她奮力掙扎,拳打腳踢,淚水奪眶而出,順著眼角簌簌滑落,模糊了她的視線,從而看不清面前男子的神色。
攝政王啊,朕終究是要負了你
眼睜睜見男子俯下面,魏無晏將心一橫,正欲咬舌自盡,突然聽到埋在她頸間的男子輕聲道
“陛下,是微臣”
男子熟悉的聲音讓魏無晏忘記了掙扎,她呆呆盯著呼吸之間的男子,任由對方輕輕用薄唇拭去她眼角的淚水。
模糊的視線終于清晰起來。
眼前男子的五官雖然陌生,可繾綣眸光與記憶中的男子重疊在一起,拂過面頰的龍涎香氣讓她驟然卸下了緊繃的心弦。
魏無晏喜極而泣,口中嗚咽道“愛卿是你嗎真的是你嗎”
陶臨淵笑了笑,低頭吻去小皇帝眼角簌簌而落的金豆子,輕聲哄慰“陛下小聲些,外面還有人在看著。
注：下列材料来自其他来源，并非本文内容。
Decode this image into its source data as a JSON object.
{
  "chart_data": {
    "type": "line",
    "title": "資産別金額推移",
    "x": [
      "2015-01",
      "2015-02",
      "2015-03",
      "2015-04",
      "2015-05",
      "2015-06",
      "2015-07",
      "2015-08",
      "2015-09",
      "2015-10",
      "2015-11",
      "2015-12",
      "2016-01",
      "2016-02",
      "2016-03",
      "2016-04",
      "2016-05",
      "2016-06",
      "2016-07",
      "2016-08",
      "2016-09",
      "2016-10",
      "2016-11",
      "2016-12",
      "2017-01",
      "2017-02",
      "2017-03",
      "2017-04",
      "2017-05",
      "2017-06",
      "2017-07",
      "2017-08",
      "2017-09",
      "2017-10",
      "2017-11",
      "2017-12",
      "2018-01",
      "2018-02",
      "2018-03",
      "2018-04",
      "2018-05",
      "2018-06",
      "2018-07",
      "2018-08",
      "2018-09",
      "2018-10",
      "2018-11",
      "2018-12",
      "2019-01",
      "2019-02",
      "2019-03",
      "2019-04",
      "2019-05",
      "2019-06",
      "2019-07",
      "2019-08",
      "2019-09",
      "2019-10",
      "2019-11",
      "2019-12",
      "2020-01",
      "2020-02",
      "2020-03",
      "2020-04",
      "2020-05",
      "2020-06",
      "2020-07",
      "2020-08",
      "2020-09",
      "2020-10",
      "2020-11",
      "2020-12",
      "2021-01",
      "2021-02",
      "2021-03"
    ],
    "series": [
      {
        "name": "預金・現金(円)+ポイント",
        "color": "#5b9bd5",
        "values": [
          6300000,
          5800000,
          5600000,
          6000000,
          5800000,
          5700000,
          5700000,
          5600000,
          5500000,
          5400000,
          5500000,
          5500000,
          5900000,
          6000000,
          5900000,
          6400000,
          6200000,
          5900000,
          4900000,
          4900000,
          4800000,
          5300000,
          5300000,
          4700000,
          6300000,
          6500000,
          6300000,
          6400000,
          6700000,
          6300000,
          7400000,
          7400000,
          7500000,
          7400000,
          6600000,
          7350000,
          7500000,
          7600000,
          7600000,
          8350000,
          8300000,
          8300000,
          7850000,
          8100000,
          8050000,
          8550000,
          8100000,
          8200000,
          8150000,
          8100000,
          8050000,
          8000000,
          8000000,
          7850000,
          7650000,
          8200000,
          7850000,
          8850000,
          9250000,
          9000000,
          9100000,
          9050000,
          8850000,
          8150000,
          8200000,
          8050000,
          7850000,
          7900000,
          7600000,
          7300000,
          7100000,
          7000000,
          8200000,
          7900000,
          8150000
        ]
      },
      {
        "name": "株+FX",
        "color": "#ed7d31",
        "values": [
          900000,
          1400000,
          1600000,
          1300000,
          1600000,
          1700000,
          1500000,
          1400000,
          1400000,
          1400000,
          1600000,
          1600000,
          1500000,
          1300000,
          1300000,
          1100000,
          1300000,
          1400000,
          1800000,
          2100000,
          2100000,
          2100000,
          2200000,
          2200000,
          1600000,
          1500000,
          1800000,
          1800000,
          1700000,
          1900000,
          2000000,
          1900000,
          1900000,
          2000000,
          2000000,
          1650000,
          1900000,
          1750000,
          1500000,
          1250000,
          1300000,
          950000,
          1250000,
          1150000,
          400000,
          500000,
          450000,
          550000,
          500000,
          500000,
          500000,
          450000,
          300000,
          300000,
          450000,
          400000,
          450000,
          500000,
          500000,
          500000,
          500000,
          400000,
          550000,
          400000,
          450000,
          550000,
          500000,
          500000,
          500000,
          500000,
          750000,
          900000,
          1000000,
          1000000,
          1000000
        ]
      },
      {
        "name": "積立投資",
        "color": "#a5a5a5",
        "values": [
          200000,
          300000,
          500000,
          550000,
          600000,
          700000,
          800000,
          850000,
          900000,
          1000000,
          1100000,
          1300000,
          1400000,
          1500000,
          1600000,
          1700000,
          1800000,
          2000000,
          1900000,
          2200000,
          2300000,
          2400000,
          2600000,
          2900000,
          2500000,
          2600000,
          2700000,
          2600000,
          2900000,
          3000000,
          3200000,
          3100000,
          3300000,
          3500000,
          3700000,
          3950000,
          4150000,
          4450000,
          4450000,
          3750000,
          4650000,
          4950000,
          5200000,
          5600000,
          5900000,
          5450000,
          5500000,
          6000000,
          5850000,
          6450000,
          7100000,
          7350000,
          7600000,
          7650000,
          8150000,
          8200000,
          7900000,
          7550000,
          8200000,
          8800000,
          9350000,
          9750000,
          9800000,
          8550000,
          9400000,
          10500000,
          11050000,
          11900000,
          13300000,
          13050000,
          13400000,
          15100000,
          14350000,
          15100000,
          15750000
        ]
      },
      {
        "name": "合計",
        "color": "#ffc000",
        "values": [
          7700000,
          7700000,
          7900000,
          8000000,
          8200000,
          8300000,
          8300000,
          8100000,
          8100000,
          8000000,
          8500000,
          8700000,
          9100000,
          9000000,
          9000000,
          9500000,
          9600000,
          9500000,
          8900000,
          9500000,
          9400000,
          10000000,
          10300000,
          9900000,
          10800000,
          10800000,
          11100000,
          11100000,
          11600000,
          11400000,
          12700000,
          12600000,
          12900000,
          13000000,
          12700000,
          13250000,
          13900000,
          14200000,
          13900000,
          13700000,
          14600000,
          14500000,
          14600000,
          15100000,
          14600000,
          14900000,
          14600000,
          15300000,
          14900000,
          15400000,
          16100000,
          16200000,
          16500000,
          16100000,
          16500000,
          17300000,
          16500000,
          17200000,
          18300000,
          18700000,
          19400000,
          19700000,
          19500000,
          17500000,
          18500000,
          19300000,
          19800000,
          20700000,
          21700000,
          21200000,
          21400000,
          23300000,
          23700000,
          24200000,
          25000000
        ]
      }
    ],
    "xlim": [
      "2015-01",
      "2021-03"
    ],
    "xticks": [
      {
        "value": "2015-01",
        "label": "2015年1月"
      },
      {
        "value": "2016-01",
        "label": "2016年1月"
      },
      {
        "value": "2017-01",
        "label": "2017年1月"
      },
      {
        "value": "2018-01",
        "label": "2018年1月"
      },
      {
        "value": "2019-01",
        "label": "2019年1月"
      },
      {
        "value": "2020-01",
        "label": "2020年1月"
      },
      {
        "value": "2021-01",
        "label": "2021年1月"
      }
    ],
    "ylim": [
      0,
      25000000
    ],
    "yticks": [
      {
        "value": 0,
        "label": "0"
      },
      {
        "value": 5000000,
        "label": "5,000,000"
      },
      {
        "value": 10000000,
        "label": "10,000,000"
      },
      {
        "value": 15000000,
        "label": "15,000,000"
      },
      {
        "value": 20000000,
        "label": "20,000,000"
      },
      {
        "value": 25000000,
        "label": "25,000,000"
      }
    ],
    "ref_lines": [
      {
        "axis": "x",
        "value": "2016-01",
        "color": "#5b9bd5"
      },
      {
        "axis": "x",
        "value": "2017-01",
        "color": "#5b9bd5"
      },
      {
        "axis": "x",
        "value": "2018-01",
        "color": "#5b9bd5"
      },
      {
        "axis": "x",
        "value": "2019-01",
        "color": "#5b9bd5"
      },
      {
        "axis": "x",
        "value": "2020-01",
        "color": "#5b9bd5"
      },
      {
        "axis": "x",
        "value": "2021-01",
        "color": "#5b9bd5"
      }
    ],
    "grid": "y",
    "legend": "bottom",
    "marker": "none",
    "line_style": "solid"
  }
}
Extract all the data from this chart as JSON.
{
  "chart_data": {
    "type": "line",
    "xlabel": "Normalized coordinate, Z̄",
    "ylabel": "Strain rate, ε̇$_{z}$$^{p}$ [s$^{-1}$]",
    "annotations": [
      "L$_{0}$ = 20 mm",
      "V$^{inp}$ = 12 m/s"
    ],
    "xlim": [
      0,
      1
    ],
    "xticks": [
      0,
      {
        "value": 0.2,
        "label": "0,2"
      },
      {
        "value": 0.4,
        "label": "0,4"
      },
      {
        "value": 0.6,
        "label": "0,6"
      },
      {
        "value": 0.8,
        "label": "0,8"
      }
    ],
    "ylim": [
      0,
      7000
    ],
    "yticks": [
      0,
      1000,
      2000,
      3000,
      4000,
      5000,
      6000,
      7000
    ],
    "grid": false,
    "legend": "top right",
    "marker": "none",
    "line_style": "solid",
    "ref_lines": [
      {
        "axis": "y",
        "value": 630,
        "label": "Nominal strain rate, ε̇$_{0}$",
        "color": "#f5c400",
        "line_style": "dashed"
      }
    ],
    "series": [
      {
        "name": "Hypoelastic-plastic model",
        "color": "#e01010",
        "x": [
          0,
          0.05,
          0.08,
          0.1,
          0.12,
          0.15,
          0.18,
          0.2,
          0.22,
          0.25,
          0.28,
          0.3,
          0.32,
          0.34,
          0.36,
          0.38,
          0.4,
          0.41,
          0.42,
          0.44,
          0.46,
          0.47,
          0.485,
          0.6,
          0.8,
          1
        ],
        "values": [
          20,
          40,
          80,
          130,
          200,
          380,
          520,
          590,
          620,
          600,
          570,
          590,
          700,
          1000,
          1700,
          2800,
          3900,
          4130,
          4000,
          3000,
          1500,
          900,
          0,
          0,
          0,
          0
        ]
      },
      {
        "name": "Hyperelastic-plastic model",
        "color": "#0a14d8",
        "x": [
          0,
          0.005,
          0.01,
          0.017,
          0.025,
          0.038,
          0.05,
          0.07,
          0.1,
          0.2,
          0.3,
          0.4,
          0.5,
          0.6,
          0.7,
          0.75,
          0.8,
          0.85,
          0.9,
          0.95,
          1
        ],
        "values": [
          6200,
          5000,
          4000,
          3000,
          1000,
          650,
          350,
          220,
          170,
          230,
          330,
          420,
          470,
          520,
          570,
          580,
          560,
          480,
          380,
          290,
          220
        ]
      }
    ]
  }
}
”
“那就讓她們看著吧。”
魏無晏主動攬上男子的修頸,仰起頭,落落大方地吻了上去。
芙蓉色紗幔緩緩落下,影影綽綽透出男女忘情相擁的身影。
女子嬌滴滴的喘息聲透過紗幔溢出來,還有衣錦摩擦的聲音,玉革掉落在地上聲音。
“趙嬤嬤還要繼續看嗎”
聽到帳內傳來的女子沙啞的聲音,趙嬤嬤面皮一緊,她鄙夷地看向床榻上朦朦朧朧的兩道身影,心中暗罵一句
不知廉恥的小浪蹄子
虧得剛剛還端出一副冰清玉潔,寧死不屈的貞潔烈婦模樣,不過是被男子抱上床榻親上幾口,整個人就酥筋軟骨,什么禮義廉恥都顧不上了,還上桿子撲上去。
什么一國之君,我呸花樓里娼妓的臉都變不了這么快。
趙嬤嬤緊繃著臊紅的臉皮退出屋后,對身后的兩名婢女叮囑道
“你們守在門外聽著,事成后去給二人送水,心思機敏一些,莫要被那個牙尖嘴利的小皇帝哄騙了去。”
“奴婢遵命。”
趙嬤嬤在臨走前,又悻悻瞥了眼緊閉的門窗,聽到女子嗚咽的聲音從窗縫飄出來,頓覺自己剛剛被女子扇過的面頰火辣辣地疼。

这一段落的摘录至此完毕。